Poi gli aneddoti: “A Parma Emanuele Filippini si spazientiva perché Mutu correva poco, così comunicai con lui in dialetto dalla panchina. ‘Domandega se el sta bé!’ ‘El dìs de sé, mister’. ‘E alùra dìga de corer!‘ E lui traduceva”. Filippini che era conteso dai giocatori di talento del Parma. “Una volta Nakata, con grande educazione e rispetto, mi chiese se fosse possibile invertire Lamouchi ed Emanuele, voleva avere uno scudiero a disposizione”.
Indelebile anche il ricordo degli incroci con mister Adriano Cadregari, attivissimo nell’incalzare gli ospiti della serata con domande dal piglio giornalistico: “Quando vinse il Viareggio il suo Brescia e la mia Atalanta erano le squadre più forti d’Italia. Purtroppo ci scontrammo prima della finale. Oggi l’Atalanta raccoglie i frutti di un progetto imbastito con pazienza da dirigenti che capiscono di pallone e che hanno garantito grande solidità al club, che ormai ha caratura internazionale.

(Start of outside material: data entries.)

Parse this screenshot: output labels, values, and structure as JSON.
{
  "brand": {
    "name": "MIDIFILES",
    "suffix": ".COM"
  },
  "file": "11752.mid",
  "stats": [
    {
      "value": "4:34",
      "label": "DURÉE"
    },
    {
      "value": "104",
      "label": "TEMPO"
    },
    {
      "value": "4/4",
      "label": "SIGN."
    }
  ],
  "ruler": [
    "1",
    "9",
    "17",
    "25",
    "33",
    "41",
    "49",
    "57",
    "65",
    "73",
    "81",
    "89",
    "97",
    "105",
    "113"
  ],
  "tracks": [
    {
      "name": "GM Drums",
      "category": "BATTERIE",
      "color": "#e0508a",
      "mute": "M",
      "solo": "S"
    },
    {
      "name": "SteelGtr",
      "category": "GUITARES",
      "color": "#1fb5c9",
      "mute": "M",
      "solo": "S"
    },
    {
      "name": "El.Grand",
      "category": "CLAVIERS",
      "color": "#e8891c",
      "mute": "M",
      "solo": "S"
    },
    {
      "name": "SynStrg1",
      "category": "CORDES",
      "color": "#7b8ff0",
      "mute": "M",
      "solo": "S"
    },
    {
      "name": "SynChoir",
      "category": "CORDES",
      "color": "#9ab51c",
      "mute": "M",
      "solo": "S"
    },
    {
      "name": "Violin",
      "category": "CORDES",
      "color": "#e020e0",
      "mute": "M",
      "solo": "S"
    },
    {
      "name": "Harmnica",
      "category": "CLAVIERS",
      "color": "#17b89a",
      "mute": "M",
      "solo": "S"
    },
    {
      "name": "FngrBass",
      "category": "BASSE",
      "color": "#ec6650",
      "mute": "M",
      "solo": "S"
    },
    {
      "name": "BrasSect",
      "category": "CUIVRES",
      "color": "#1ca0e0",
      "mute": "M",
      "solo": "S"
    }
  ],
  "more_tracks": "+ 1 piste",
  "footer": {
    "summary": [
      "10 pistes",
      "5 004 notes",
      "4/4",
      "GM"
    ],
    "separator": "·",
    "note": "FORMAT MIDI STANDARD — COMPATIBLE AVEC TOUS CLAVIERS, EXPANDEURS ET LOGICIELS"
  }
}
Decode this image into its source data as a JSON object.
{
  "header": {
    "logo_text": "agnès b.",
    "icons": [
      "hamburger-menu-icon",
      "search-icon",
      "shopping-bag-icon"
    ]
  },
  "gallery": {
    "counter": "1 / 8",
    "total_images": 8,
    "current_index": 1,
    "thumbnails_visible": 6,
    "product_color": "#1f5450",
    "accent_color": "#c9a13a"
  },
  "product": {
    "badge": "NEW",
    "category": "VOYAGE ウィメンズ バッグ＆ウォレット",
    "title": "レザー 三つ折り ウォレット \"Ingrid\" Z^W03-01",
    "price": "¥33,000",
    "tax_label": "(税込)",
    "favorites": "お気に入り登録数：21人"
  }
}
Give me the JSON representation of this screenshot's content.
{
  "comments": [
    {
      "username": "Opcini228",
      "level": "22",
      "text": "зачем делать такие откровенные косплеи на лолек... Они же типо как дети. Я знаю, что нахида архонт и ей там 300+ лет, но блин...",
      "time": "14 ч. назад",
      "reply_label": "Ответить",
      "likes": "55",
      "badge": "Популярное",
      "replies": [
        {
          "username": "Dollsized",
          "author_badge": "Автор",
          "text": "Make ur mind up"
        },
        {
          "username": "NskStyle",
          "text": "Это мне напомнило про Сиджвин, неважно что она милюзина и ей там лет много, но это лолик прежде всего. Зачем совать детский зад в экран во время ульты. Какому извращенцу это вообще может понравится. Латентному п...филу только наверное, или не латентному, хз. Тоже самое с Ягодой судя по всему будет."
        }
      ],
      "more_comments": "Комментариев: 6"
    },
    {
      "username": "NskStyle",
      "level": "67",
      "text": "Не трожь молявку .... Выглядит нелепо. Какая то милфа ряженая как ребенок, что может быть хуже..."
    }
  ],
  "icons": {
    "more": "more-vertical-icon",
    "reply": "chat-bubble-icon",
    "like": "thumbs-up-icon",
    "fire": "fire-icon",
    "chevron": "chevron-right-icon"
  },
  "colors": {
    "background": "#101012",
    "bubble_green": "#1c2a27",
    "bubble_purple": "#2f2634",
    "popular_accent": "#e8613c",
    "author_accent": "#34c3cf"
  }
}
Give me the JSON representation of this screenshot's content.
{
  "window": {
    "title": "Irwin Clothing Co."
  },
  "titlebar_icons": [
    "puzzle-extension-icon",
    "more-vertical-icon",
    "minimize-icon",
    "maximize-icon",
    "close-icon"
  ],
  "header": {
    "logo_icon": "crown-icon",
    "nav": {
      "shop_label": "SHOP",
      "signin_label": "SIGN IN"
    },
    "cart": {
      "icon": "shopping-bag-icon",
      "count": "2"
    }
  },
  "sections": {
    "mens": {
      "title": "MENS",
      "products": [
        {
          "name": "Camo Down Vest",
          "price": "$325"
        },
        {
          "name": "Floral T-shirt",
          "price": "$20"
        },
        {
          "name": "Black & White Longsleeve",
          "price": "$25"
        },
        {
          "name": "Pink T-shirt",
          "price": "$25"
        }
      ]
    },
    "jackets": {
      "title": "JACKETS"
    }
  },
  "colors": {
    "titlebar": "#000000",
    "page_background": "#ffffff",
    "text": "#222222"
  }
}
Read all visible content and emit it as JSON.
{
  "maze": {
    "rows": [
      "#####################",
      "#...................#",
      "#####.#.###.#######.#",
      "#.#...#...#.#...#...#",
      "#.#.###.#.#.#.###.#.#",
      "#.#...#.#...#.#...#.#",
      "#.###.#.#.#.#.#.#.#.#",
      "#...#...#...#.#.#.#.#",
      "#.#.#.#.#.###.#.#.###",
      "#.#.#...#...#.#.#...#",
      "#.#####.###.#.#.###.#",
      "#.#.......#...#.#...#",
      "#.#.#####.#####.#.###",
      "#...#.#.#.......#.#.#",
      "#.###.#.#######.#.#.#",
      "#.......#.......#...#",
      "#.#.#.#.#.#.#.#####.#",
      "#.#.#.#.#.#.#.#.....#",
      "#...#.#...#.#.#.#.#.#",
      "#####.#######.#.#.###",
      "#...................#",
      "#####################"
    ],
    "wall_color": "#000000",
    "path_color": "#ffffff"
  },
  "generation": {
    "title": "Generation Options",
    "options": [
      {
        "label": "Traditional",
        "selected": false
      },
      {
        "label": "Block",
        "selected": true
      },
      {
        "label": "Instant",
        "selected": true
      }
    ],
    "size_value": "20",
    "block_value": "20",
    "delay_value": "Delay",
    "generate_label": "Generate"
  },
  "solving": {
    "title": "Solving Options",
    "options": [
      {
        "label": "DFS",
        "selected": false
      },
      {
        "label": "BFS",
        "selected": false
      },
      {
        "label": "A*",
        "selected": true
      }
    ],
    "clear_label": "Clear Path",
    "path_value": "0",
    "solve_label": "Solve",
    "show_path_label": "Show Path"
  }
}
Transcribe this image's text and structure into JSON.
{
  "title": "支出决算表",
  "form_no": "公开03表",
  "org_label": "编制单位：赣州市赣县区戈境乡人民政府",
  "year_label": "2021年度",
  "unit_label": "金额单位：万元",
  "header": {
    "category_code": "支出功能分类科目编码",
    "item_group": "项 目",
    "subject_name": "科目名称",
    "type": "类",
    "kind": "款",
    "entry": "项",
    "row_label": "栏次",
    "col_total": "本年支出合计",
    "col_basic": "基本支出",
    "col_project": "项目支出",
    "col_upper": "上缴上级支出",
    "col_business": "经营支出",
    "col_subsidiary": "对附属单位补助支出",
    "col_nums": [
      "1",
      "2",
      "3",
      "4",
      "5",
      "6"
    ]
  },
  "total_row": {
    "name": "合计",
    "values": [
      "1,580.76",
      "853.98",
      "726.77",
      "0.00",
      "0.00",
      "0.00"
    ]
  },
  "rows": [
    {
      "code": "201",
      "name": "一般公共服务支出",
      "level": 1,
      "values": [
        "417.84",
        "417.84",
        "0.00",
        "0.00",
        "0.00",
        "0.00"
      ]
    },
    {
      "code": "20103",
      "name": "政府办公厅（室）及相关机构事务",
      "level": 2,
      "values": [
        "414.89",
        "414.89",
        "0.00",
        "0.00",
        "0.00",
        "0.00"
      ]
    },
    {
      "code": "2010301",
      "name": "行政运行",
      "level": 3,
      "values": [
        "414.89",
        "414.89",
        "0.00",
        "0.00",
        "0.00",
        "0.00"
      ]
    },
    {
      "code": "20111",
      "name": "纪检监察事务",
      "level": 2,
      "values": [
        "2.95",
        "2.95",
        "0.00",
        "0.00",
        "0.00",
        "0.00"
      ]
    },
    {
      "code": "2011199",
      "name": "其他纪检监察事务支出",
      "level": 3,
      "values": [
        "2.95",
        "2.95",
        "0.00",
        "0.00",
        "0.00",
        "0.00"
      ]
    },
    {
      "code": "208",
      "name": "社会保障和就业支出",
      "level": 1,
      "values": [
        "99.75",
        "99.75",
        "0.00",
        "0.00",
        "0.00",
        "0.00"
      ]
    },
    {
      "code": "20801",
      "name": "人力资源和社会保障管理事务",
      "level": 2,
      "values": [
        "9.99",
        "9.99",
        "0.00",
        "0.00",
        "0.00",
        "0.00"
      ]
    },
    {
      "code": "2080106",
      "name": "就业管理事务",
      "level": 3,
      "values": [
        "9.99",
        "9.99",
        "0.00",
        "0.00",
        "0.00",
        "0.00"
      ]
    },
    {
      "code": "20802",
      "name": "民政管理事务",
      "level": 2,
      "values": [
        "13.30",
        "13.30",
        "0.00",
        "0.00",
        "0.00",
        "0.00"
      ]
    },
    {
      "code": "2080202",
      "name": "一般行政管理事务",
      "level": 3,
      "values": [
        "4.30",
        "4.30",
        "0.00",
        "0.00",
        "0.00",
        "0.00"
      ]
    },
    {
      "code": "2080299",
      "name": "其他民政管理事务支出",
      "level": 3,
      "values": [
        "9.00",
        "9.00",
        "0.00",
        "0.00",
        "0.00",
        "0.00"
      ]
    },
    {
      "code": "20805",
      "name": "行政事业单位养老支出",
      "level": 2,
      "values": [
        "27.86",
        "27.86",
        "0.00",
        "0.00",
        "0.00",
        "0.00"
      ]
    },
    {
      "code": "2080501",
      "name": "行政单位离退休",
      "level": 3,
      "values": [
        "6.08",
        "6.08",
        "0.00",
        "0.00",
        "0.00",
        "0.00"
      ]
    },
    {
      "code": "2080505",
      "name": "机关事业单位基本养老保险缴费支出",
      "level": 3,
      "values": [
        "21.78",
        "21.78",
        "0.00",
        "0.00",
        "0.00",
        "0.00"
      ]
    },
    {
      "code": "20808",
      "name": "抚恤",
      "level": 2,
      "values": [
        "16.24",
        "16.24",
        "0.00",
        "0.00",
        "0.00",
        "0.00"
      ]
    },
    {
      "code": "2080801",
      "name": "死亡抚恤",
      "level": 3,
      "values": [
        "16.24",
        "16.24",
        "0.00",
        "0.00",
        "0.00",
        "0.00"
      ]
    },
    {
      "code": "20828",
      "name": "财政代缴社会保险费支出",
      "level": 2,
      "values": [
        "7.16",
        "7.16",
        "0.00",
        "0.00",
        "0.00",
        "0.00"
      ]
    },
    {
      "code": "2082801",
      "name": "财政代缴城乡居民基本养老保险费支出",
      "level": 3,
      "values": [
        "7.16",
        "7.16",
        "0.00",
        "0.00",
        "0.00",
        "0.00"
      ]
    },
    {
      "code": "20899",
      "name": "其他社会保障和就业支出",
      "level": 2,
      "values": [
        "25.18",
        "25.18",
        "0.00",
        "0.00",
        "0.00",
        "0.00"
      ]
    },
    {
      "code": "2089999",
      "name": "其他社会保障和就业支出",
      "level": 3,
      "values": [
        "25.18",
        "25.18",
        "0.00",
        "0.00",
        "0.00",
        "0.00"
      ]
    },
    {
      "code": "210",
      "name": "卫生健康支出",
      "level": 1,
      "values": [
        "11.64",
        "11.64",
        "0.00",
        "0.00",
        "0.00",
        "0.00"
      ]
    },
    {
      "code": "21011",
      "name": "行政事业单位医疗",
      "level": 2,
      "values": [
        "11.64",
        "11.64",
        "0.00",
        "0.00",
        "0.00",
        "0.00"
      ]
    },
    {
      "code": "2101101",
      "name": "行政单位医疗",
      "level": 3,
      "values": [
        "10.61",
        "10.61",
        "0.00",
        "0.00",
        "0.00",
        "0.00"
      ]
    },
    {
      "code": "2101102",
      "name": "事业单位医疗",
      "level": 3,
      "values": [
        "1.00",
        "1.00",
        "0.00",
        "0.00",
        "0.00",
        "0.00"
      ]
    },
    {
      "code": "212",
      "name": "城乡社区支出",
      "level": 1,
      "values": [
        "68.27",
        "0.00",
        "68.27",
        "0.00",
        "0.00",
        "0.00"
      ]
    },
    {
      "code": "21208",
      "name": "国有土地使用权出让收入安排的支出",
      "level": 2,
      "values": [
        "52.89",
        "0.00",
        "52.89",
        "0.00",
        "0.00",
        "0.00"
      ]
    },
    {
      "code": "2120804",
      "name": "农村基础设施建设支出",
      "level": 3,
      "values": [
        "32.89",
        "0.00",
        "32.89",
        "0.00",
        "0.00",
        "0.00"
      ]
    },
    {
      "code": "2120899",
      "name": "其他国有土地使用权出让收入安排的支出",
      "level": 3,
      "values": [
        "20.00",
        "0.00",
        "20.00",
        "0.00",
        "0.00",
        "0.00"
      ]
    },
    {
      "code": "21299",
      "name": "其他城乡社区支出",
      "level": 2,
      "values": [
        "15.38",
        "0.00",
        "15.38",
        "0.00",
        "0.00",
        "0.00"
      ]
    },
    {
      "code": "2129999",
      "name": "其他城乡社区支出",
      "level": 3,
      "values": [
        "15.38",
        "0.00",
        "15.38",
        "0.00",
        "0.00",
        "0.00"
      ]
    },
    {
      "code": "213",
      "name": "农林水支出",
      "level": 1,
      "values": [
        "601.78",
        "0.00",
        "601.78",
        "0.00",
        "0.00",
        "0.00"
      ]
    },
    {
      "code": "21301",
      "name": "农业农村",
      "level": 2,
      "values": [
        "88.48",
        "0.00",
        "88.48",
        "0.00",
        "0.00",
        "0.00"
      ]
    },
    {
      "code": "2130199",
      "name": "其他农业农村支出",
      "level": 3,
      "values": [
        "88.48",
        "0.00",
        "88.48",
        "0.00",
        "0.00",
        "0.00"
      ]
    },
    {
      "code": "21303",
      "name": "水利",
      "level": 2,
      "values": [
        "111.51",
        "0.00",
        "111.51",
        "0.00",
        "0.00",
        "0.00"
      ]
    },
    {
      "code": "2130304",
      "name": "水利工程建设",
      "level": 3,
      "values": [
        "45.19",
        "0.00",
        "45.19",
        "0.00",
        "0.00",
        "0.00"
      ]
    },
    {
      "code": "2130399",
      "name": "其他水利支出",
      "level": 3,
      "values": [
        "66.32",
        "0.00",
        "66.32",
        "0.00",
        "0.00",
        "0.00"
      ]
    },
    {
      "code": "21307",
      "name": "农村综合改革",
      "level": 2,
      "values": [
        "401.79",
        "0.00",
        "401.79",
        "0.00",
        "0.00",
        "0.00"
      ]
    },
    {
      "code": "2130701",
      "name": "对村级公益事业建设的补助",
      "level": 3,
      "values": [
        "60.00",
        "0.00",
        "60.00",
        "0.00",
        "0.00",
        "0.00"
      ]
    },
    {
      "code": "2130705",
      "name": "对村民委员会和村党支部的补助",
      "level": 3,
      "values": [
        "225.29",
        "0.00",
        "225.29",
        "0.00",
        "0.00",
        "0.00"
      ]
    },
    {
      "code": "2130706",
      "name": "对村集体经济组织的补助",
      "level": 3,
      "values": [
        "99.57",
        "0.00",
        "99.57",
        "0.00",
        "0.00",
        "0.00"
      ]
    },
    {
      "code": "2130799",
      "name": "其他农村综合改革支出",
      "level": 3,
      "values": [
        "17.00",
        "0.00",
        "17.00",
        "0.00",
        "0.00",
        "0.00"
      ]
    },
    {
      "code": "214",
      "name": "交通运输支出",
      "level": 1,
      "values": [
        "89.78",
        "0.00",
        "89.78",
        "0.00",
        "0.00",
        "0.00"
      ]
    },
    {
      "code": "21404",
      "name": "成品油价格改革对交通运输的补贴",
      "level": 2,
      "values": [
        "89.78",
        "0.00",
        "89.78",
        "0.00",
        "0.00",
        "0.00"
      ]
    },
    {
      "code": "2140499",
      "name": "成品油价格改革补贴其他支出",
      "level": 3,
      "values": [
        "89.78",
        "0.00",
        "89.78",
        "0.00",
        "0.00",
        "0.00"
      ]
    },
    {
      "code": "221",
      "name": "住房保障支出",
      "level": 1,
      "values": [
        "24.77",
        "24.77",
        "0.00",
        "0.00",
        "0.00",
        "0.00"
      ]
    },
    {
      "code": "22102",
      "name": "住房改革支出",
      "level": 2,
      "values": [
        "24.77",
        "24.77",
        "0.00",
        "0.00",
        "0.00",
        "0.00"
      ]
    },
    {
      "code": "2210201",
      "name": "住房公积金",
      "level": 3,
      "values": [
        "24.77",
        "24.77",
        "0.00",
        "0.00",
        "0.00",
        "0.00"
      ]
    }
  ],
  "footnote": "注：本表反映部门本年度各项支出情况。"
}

Il Brescia? Questa città avrebbe tutto per arrivare agli stessi livelli, mi auguro di vederlo presto in A con un progetto entusiasmante. Attualmente le difficoltà non mancano, la piazza è impegnativa e penso che Bisoli (nuovo allenatore della Rondinelle ndr) sappia come gestire l’ambiente. Maran era partito molto bene. Da fuori è difficile capire cosa non abbia funzionato”.
Discorso simile per il flop europeo degli Azzurri. “Devo dire che dopo quell’esperienza deludente la squadra è tornata in campo con un piglio diverso. Merito di Spalletti, che ha capito cosa non funzionava, probabilmente c’era troppa tensione e qualche difficoltà dal punto di vista della personalità. La Nazionale ora sta dimostrando di avere qualità e gioco”.
Sugli allenatori del momento Prandelli vota Baroni della Lazio: “È arrivato dopo una lunga gavetta alle spalle. Significa che in Italia ci sono grandi allenatori, anche lontano dai riflettori. Ha esperienza e non ha un sistema di gioco ben preciso, ma è capace di valorizzare i giocatori e metterli nel posto giusto. Merita le soddisfazioni che sta ottenendo, mi piace molto”.
Infine un pensiero per Balotelli. “Mario è un ragazzo buono e per bene, sebbene ci sia intorno a lui quell’aura del personaggio che infondo non lo rappresenta. Le qualità le ha sempre avute, sono felice che sia tornato in Serie A. Mi piacerebbe vedergli scrivere una bella favola in questi ultimi anni di carriera. Ne sarei molto felice”.